The product was meant to be used by humans. It's now used as part of automation pipelines left, right, and center instead.

Repos, commits, users, lines-of-code, secrets, action run counts — all through the roof. Definitely some four-sigma beyond projected growth.

Honestly, as an executive at GitHub, I'd say it's "a good problem to have" that there are constant outages.

There's no good alternative, after all. Whether we like it or not, GitHub actions became a de-facto standard, so that even agents use them.

While I can easily imagine an agentic-first GitHub replacement raising hundreds of millions of dollars today (wink wink), the reality is that it will not replace GitHub any time soon.

And, quite frankly, the interruptions are all intermittent.
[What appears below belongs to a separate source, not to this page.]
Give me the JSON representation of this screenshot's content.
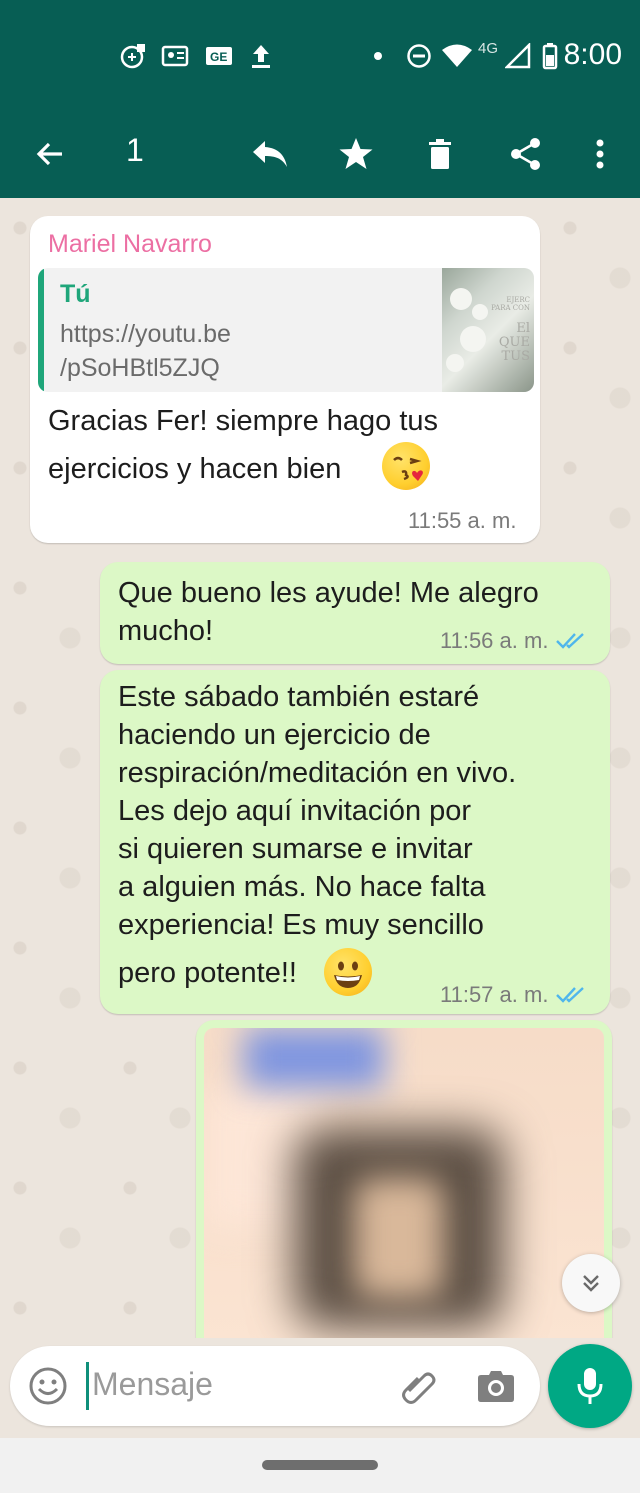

If your company's development process is stalled for some ~three hours some ~twice a month — way above the current pace at which GitHub is down — it's still not a good enough business reason to justify transition.

Personally — and I keep saying this for a while! — some S3-based cross-cloud storage plus a Web3-grade orchestration layer is the future. May well be open source future, to be honest.

Most large companies have storage and compute paid for already, GitHub already charges a large premium on top of these two, and the main GitHub lockdown factor — that humans are used to its UI/UX — is just irrelevant for agentic-first workflows.

So some #StatefulCompute for exactly-once rules enforcement of gates, and some time-bounded #MeteredCompute to run what used to be GitHub actions — and we're done with GitHub for good. That is, in a sane universe that does optimize for cost-effectiveness.

In the real world that we are living in, no medium and large company is interested in cost effectiveness, so I guess we're stuck with the good old GitHub. Personally, I like the product, and have no complaints whatsoever.